Two versions of the ultimate shoe
GAERNE G.STILO + SUMMER
For as long as we have ridden with Gaerne shoes, we have always known four things about them: One, they’re made in Italy. Two, they’re heavy. Three, they’re warm. And four, they’re built to last.
Over the years we have complained about features two and three, so we were curious whether the introduction of the new G.Stilo + Summer shoes would address either issue. The short answer is, a little bit. Previous Gaerne shoes have weighed over 700 grams per pair, and on hot days, they brought the heat like mini microwave ovens attached to each foot. The new shoes are an improvement.
Currently the shoe of choice for German sprinter Andre Greipel and the Lotto-Soudal team, the newest G.Stilo arrived with the same visible level of craftsmanship and solid construction as every other shoe that’s arrived from their small factory in Treviso, Italy.
What separates the Summer version from the standard version are the laser-drilled and vented portholes in the upper that bring added—and much appreciated—ventilation. No, the difference isn’t like going from driving a car with an open window versus full air conditioning, but they do vent better than the previous design.
Highlights of the Gaerne include the micro-adjust Boa dial closures, vented sole, heel cup with grippy material to help prevent slippage and a replaceable heel pad. The insole pad is on the chintzy side. Using four guides for the Boa line, the Gaerne had one of the most efficient closures of any shoe we’ve recently ridden.
- Still heavy and warm
- Super-efficient Boa closure
- Notable durability
Weight: 544 grams (size 42.5)
Sizes: 41-46 (plus half sizes)
GIRO PROLIGHT TECHLACE
The Prolight actually made its first wave at the Eurobike show last year when Giro had a single shoe sitting on a scale that read 150 grams. Imagine our surprise eight months later when the production version arrived and it weighed exactly the same. Maintaining that kind of consistent manufacturing prowess is impressive.
But who cares about the manufacturing?! From the minute you pick the shoe up to the moment you slip it on and take your first pedal stroke, you’ll be amazed at how lightweight a shoe can feel.

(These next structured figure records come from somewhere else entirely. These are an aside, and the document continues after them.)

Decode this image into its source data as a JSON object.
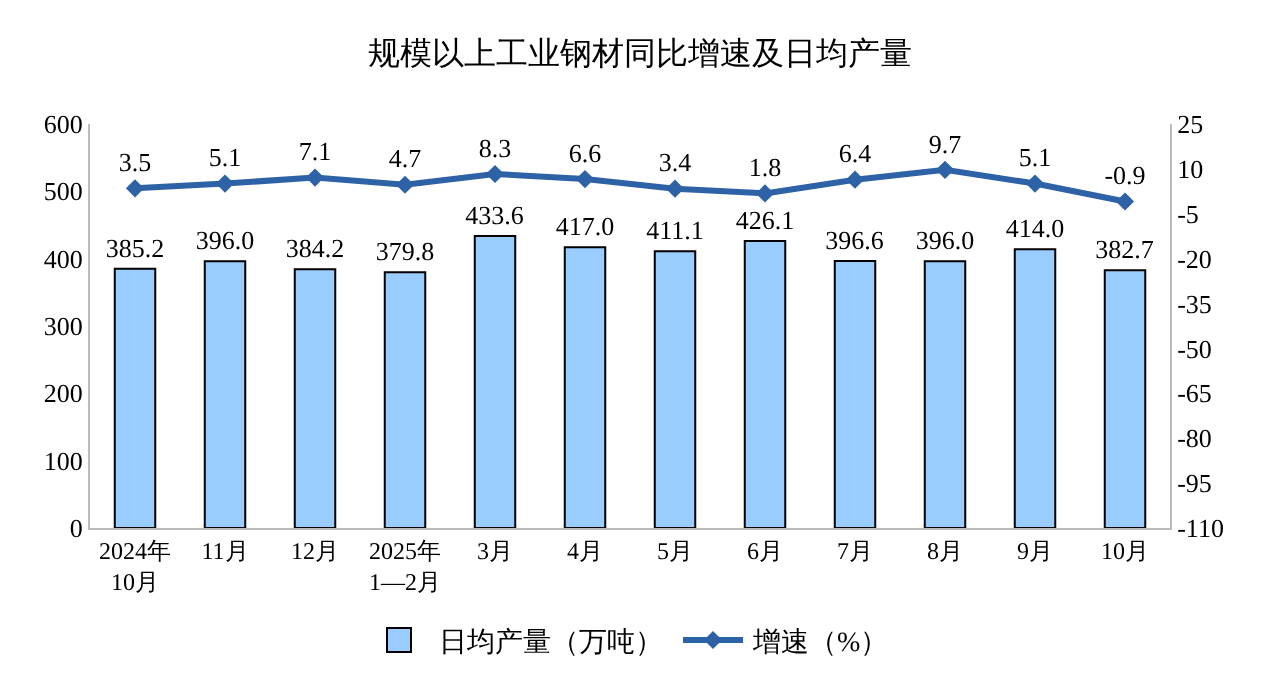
{
  "chart_data": {
    "type": "bar",
    "title": "规模以上工业钢材同比增速及日均产量",
    "categories": [
      "2024年\n10月",
      "11月",
      "12月",
      "2025年\n1—2月",
      "3月",
      "4月",
      "5月",
      "6月",
      "7月",
      "8月",
      "9月",
      "10月"
    ],
    "series": [
      {
        "name": "日均产量（万吨）",
        "color": "#99ccff",
        "values": [
          385.2,
          396.0,
          384.2,
          379.8,
          433.6,
          417.0,
          411.1,
          426.1,
          396.6,
          396.0,
          414.0,
          382.7
        ],
        "value_labels": [
          "385.2",
          "396.0",
          "384.2",
          "379.8",
          "433.6",
          "417.0",
          "411.1",
          "426.1",
          "396.6",
          "396.0",
          "414.0",
          "382.7"
        ]
      },
      {
        "name": "增速（%）",
        "type": "line",
        "axis": "y2",
        "color": "#2e62a6",
        "marker": "diamond",
        "values": [
          3.5,
          5.1,
          7.1,
          4.7,
          8.3,
          6.6,
          3.4,
          1.8,
          6.4,
          9.7,
          5.1,
          -0.9
        ],
        "value_labels": [
          "3.5",
          "5.1",
          "7.1",
          "4.7",
          "8.3",
          "6.6",
          "3.4",
          "1.8",
          "6.4",
          "9.7",
          "5.1",
          "-0.9"
        ]
      }
    ],
    "ylim": [
      0,
      600
    ],
    "yticks": [
      0,
      100,
      200,
      300,
      400,
      500,
      600
    ],
    "y2lim": [
      -110,
      25
    ],
    "y2ticks": [
      -110,
      -95,
      -80,
      -65,
      -50,
      -35,
      -20,
      -5,
      10,
      25
    ],
    "legend": "bottom"
  }
}
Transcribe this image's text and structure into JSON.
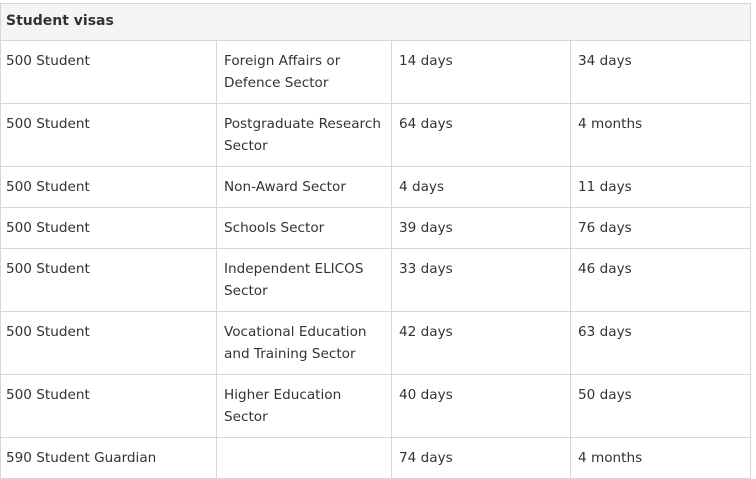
{
  "table": {
    "section_title": "Student visas",
    "rows": [
      [
        "500 Student",
        "Foreign Affairs or Defence Sector",
        "14 days",
        "34 days"
      ],
      [
        "500 Student",
        "Postgraduate Research Sector",
        "64 days",
        "4 months"
      ],
      [
        "500 Student",
        "Non-Award Sector",
        "4 days",
        "11 days"
      ],
      [
        "500 Student",
        "Schools Sector",
        "39 days",
        "76 days"
      ],
      [
        "500 Student",
        "Independent ELICOS Sector",
        "33 days",
        "46 days"
      ],
      [
        "500 Student",
        "Vocational Education and Training Sector",
        "42 days",
        "63 days"
      ],
      [
        "500 Student",
        "Higher Education Sector",
        "40 days",
        "50 days"
      ],
      [
        "590 Student Guardian",
        "",
        "74 days",
        "4 months"
      ]
    ]
  }
}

Giro’s proprietary Techlace Pro closure system is a unique blending of three straps comprised of both traditional laces, which they repopularized a few years ago with their Empire shoe, and the Techlace attachment, which was used on last year’s Factor Techlace shoe.
The Prolight’s upper is built from a custom monofilament fiber that is transparent through the strategically placed cutouts. The outsole is made from high-end TexTreme carbon fiber with a single toe vent on the sole (but no exhaust vent) and a non-replaceable, bonded, soft rubber “walking pad.” For a shoe this light, the tongue was surprisingly pillowy and comfortable. Helping the shoe maintain its slim figure, titanium hardware is used.
The shoes are available in three colors (red, black and white), and as Giro thinks most things through, it was good to hear that the laces are replaceable in case of breakage or a different length is needed. For the asking price, Giro also provides optional arch supports and a useful travel bag.
- Really, really light
- Pillowy soft
- Simple and effective
Weight: 300 grams (size 42)
(and half sizes)
Coming from a 50-year history as a celebrated boot-maker for motorcycling, Gaerne’s approach to creating footwear has always been to make shoes that are built tough and last long. Yes, they are expensive and on the heavy side, but that’s because they remain one of the most overbuilt cycling shoes on the market. We’ve consistently gotten three to four years of use out of previous Gaerne shoes, with the Velcro closure being the only feature to wear out.
Unlike Gaerne, Giro was founded as a cycling-specific company. Despite the occasional misstep with clothing (free-road), when it comes to shoes and helmets, they’ve remained a fashion/technology-forward brand. In short, the Techlace is a revelation. If there is a lighter production shoe on the market, we have yet to see it. Surprisingly, as light and under-built as it is, the Giro is still very comfortable to wear.
The $100 difference is up to you and your credit card. One test rider likened the two shoes as so: the Gaerne is like a classic steel frame that is heavy but will likely endure, while the Giro is like a lightweight carbon frame whose best attributes will be felt with each rotation, but likely not as long as the Gaerne.